ESKAPE Gram-negative bacteria

Pulmonary infections caused by Pseudomonas aeruginosa and Acinetobacter baumannii pose significant clinical challenges, especially in immunocompromised and critically ill patients. These ESKAPE Gram-negative bacteria are notorious for their intrinsic and acquired resistance to antibiotics, leading to high morbidity and mortality rates. The lung, as the primary site of infection, faces a complex interplay between the invading pathogens and the host's innate immune system. Understanding the intricacies of this interaction, particularly the early recognition and response mechanisms, is crucial for developing effective therapeutic strategies. This Research Topic aims to explore the latest advancements in our understanding of innate immune responses to these pathogens in the pulmonary environment.

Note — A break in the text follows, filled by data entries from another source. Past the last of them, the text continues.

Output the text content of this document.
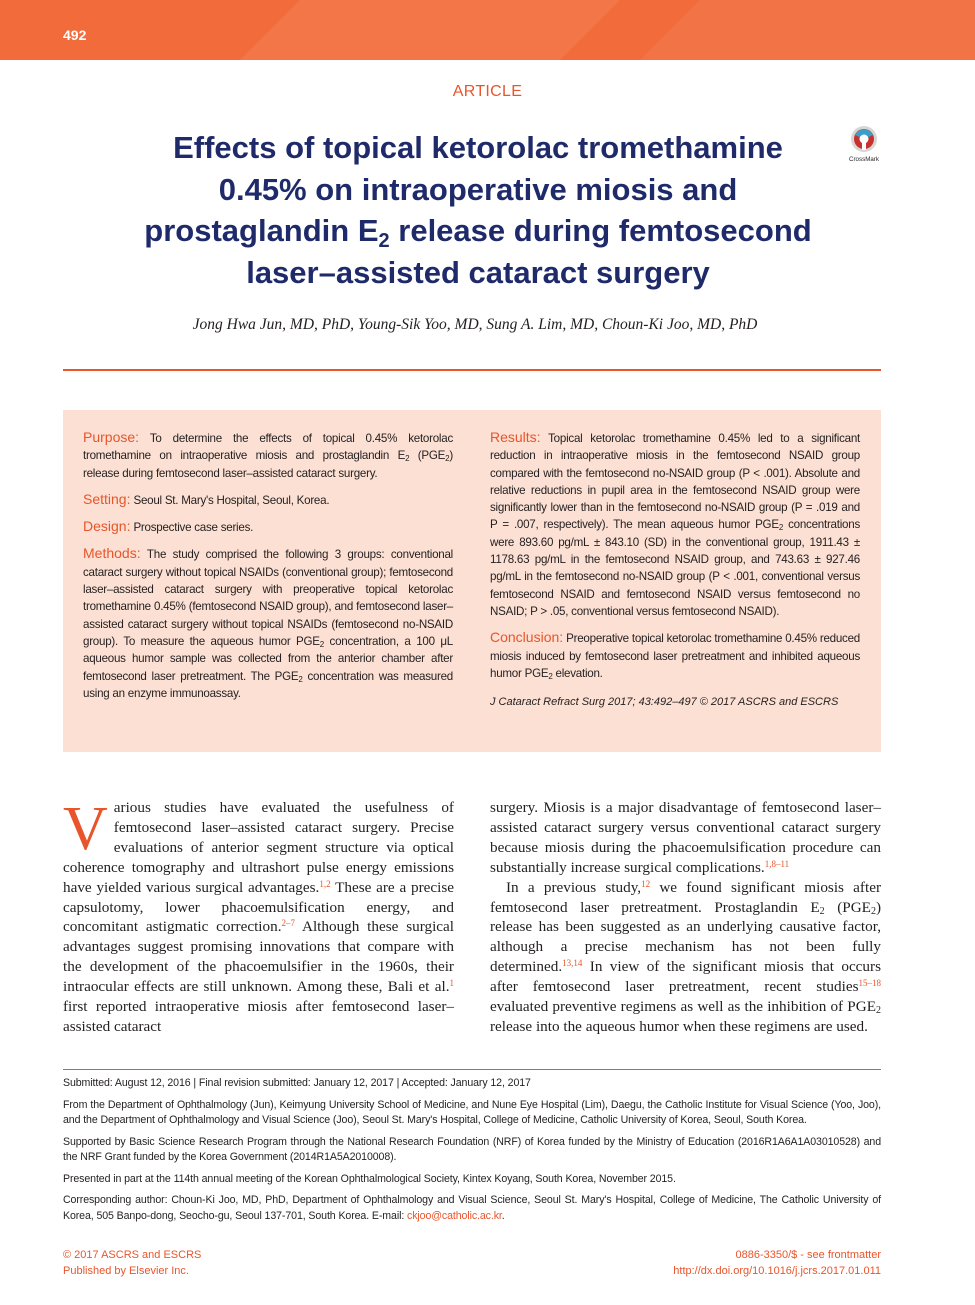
492
ARTICLE
Effects of topical ketorolac tromethamine
0.45% on intraoperative miosis and
prostaglandin $E_2$ release during femtosecond
laser–assisted cataract surgery
CrossMark
Jong Hwa Jun, MD, PhD, Young-Sik Yoo, MD, Sung A. Lim, MD, Choun-Ki Joo, MD, PhD

Purpose: To determine the effects of topical 0.45% ketorolac tromethamine on intraoperative miosis and prostaglandin $E_2$ $(PGE_2)$ release during femtosecond laser–assisted cataract surgery.

Setting: Seoul St. Mary's Hospital, Seoul, Korea.

Design: Prospective case series.

Methods: The study comprised the following 3 groups: conventional cataract surgery without topical NSAIDs (conventional group); femtosecond laser–assisted cataract surgery with preoperative topical ketorolac tromethamine 0.45% (femtosecond NSAID group), and femtosecond laser–assisted cataract surgery without topical NSAIDs (femtosecond no-NSAID group). To measure the aqueous humor $PGE_2$ concentration, a 100 μL aqueous humor sample was collected from the anterior chamber after femtosecond laser pretreatment. The $PGE_2$ concentration was measured using an enzyme immunoassay.

Results: Topical ketorolac tromethamine 0.45% led to a significant reduction in intraoperative miosis in the femtosecond NSAID group compared with the femtosecond no-NSAID group (P < .001). Absolute and relative reductions in pupil area in the femtosecond NSAID group were significantly lower than in the femtosecond no-NSAID group (P = .019 and P = .007, respectively). The mean aqueous humor $PGE_2$ concentrations were 893.60 pg/mL ± 843.10 (SD) in the conventional group, 1911.43 ± 1178.63 pg/mL in the femtosecond NSAID group, and 743.63 ± 927.46 pg/mL in the femtosecond no-NSAID group (P < .001, conventional versus femtosecond NSAID and femtosecond NSAID versus femtosecond no NSAID; P > .05, conventional versus femtosecond NSAID).

Conclusion: Preoperative topical ketorolac tromethamine 0.45% reduced miosis induced by femtosecond laser pretreatment and inhibited aqueous humor $PGE_2$ elevation.

J Cataract Refract Surg 2017; 43:492–497 © 2017 ASCRS and ESCRS

V arious studies have evaluated the usefulness of femtosecond laser–assisted cataract surgery. Precise evaluations of anterior segment structure via optical coherence tomography and ultrashort pulse energy emissions have yielded various surgical advantages.$^{1,2}$ These are a precise capsulotomy, lower phacoemulsification energy, and concomitant astigmatic correction.$^{2-7}$ Although these surgical advantages suggest promising innovations that compare with the development of the phacoemulsifier in the 1960s, their intraocular effects are still unknown. Among these, Bali et al.$^1$ first reported intraoperative miosis after femtosecond laser–assisted cataract
surgery. Miosis is a major disadvantage of femtosecond laser–assisted cataract surgery versus conventional cataract surgery because miosis during the phacoemulsification procedure can substantially increase surgical complications.$^{1,8-11}$
In a previous study,$^{12}$ we found significant miosis after femtosecond laser pretreatment. Prostaglandin $E_2$ $(PGE_2)$ release has been suggested as an underlying causative factor, although a precise mechanism has not been fully determined.$^{13,14}$ In view of the significant miosis that occurs after femtosecond laser pretreatment, recent studies$^{15-18}$ evaluated preventive regimens as well as the inhibition of $PGE_2$ release into the aqueous humor when these regimens are used.

Submitted: August 12, 2016 | Final revision submitted: January 12, 2017 | Accepted: January 12, 2017

From the Department of Ophthalmology (Jun), Keimyung University School of Medicine, and Nune Eye Hospital (Lim), Daegu, the Catholic Institute for Visual Science (Yoo, Joo), and the Department of Ophthalmology and Visual Science (Joo), Seoul St. Mary's Hospital, College of Medicine, Catholic University of Korea, Seoul, South Korea.

Supported by Basic Science Research Program through the National Research Foundation (NRF) of Korea funded by the Ministry of Education (2016R1A6A1A03010528) and the NRF Grant funded by the Korea Government (2014R1A5A2010008).

Presented in part at the 114th annual meeting of the Korean Ophthalmological Society, Kintex Koyang, South Korea, November 2015.

Corresponding author: Choun-Ki Joo, MD, PhD, Department of Ophthalmology and Visual Science, Seoul St. Mary's Hospital, College of Medicine, The Catholic University of Korea, 505 Banpo-dong, Seocho-gu, Seoul 137-701, South Korea. E-mail: ckjoo@catholic.ac.kr.

© 2017 ASCRS and ESCRS
Published by Elsevier Inc.
0886-3350/$ - see frontmatter
http://dx.doi.org/10.1016/j.jcrs.2017.01.011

Despite advancements in critical care, multidrug-resistant P. aeruginosa and A. baumannii pathogens continue to exploit vulnerabilities in the host's innate immune system, resulting in severe lung damage and systemic complications. Our goal is to consolidate and expand knowledge on the mechanisms by which the innate immune system, including alveolar macrophages, neutrophils, and epithelial cells, recognizes and responds to these bacteria. We seek to highlight recent advances in understanding pattern recognition receptor signaling, cytokine and chemokine production, and the role of cellular effectors like NETs in controlling these infections. By focusing on the dynamic interplay between pathogen virulence factors and host defense mechanisms, we aim to identify novel therapeutic targets and strategies to enhance innate immunity and improve patient outcomes.

This Research Topic focuses on the innate immune responses to P. aeruginosa and A. baumannii specifically within the lung. Authors are invited to submit original research articles, reviews, mini-reviews, and perspectives that contribute to a deeper understanding of this critical area of research. We welcome submissions that address the following themes:

• Mechanisms of pathogen recognition by pulmonary innate immune cells (e.g., TLRs, NLRs, CLRs).
• Role of alveolar macrophages, neutrophils in the initial response.
• Formation and function of neutrophil extracellular traps (NETs) in the lung.
• Lung epithelial cells utilized in vitro as infection models.
• Cytokine and chemokine signaling pathways involved in pulmonary inflammation.
• Impact of bacterial virulence factors on innate immune evasion.